The world's largest economy expanded more than expected in the first quarter, even as inflation and jobless numbers also stayed positive. According to the US Bureau of Economic Analysis, the US economy grew 1.3 percent, while the market had expected a 1.1 percent expansion.
Long-Held Fears of US Recession
"With the second estimate, upward revisions to private inventory investment, state and local government spending, nonresidential fixed investment, consumer spending, and exports were partly offset by a downward revision to residential fixed investment. Imports were revised up," the bureau said in a quarterly report.
The latest data set shows that the long-held fears of a US recession were more or less misplaced. There has been a frenzy over impending recession in the US even as inflation breached limits last year and the Federal Reserve started tightening monetary policy.
"The argument that we're definitely going into a recession is dubious ... The question is, can inflation come down enough to hit the target, and that's the one that is not clear at this point," said Blackrock's CIO of fixed income Rick Rieder, according to Yahoo Finance.

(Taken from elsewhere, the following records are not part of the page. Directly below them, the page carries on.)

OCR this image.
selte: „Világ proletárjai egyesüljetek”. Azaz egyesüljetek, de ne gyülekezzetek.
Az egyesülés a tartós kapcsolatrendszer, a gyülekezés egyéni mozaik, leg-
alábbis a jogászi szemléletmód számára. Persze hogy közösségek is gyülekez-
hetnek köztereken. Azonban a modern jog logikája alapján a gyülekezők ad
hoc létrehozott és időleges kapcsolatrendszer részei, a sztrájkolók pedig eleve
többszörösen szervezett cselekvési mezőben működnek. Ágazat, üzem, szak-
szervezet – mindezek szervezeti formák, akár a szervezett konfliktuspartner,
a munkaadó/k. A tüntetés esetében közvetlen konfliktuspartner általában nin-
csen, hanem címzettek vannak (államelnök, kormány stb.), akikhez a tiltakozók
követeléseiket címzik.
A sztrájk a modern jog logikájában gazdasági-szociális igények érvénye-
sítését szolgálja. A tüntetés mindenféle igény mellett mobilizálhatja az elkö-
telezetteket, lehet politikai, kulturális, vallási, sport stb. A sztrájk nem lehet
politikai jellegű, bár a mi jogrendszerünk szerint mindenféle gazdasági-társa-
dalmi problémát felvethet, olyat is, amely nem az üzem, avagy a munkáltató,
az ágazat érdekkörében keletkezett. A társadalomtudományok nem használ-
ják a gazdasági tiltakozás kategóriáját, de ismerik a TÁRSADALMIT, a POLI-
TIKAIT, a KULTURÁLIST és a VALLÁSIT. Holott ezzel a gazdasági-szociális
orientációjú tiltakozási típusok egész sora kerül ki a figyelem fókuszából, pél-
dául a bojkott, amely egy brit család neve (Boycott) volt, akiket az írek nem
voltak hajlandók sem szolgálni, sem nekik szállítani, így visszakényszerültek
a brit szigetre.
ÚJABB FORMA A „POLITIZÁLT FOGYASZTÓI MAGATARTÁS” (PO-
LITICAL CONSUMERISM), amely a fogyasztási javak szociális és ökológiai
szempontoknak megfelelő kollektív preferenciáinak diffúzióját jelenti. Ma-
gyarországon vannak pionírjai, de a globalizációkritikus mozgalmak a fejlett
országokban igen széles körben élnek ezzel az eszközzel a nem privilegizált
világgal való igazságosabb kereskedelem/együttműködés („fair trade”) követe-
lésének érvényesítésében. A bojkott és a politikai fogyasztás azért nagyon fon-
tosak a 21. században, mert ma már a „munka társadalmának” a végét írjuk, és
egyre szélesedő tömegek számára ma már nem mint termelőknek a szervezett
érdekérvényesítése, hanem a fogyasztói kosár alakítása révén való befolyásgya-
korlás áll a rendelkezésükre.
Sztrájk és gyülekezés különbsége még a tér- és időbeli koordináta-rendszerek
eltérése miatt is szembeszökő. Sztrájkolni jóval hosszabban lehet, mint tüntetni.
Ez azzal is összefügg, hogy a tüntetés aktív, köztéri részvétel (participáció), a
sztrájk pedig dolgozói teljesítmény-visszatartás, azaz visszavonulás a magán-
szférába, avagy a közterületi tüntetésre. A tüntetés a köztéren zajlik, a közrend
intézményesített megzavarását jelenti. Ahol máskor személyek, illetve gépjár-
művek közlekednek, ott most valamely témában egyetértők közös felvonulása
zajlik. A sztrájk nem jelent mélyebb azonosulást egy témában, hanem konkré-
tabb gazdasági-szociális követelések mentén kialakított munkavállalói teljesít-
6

In early May the US central bank raised benchmark interest rates by 25 basis points, marking the tenth consecutive time it raised rates since March 2022. However, the Fed chairman also suggested it would be premature to expect any rate cuts in the near future as inflation remained high. After the latest round of rate hike, the US rates went past 5 percent, the first time it has done so since 2007. The current rate hike regime is also the most aggressive since the 1980s.
This high-rates scenario was unfolding from mid-last year, prompting analysts and economic experts to argue that the economy was slipping into an inevitable recession as it was being choked off of funds.
According to the Yahoo Finance analysis, consumer spending power is not deteriorating at an aggressive pace in the US. "A combination of stronger growth and stronger inflation in Q1 make it even more likely that the Fed will see further rate hikes as needed to cool activity enough to bring inflation back to 2%," Citi economists said, according to the analysis.